Likewise with healing drugs that have not been found. However, researchers continue to dig deeper into this disease.

Can bacterial infections in the brain cause Alzheimer’s disease?

A study by the University of Bristol published in the online journal Frontiers in Aging Neuroscience found that the brains of people with Alzheimer’s tended to have a number and types of bacteria up to 7 times more than the brain of a healthy person. The researchers concluded that these findings looked at bacterial DNA in the brain of each study sample through a method called DNA sequencing.

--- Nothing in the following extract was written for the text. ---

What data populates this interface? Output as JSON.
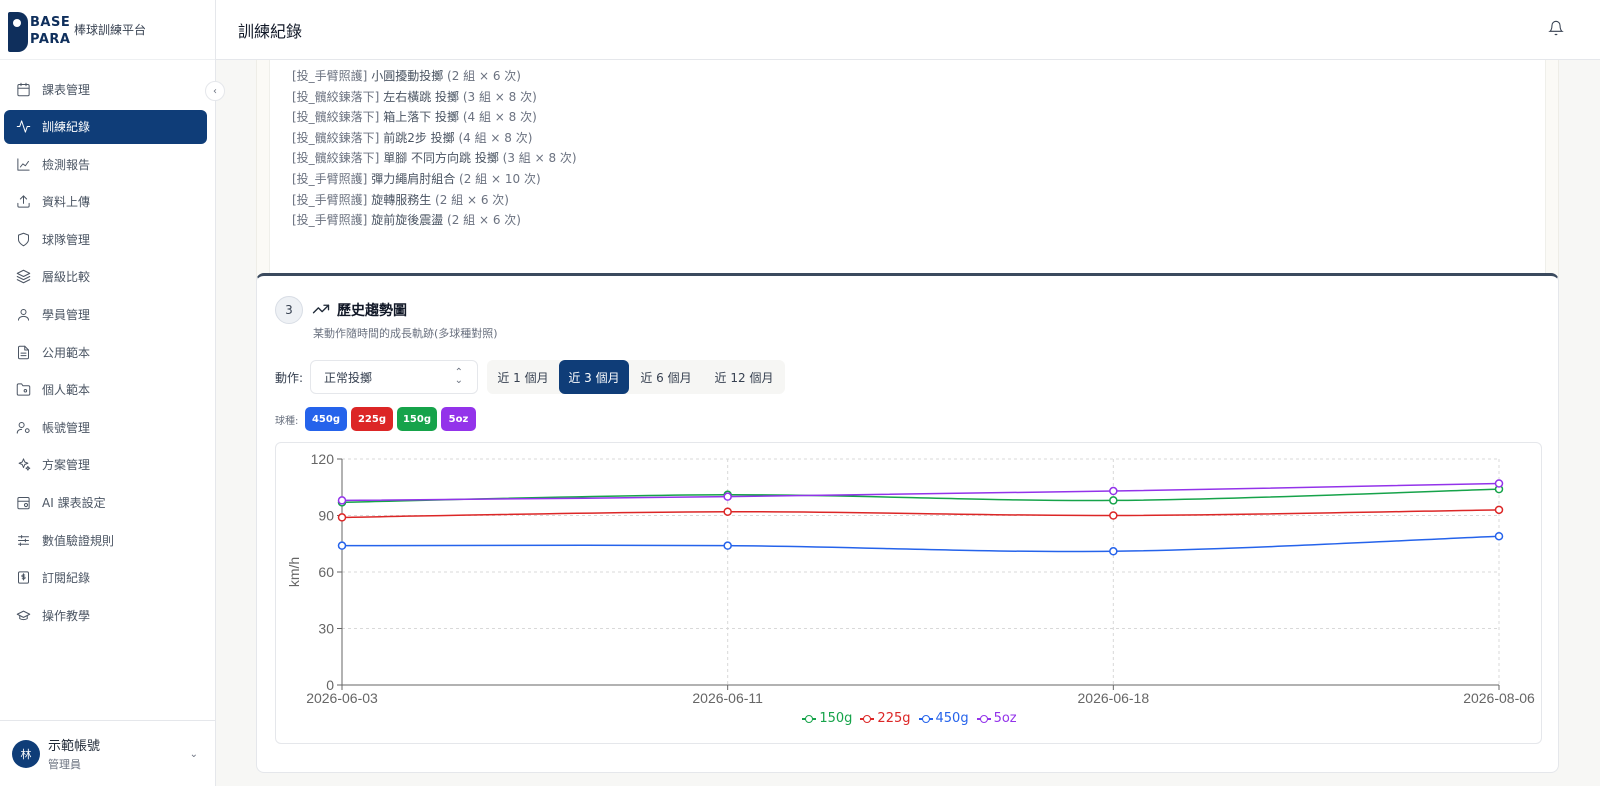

A healthy person’s brain contains very few bacteria. Because the brain has a special seal behind the blood vessels, which are very difficult to penetrate by bacteria.

That means if the brain experiences an increase in the type and population of bacteria, it’s likely that the seal will no longer function as it should prevent the entry of bacteria. This is found to be more likely to occur in people at risk for Alzheimer’s because of hereditary (genetic) factors.

“In Alzheimer’s patients, the nerves in the brain become inflamed so they will continue to constrict. This inflammation is probably a reaction from a bacterial infection, “explained David Emery, a research member.

Even so, it needs to be understood that the scope of this research is fairly narrow. The research team only compared 8 samples of the bodies of Alzheimer’s sufferers and 6 brains from bodies that had been proven not to be at risk or had Alzheimer’s during their lifetime.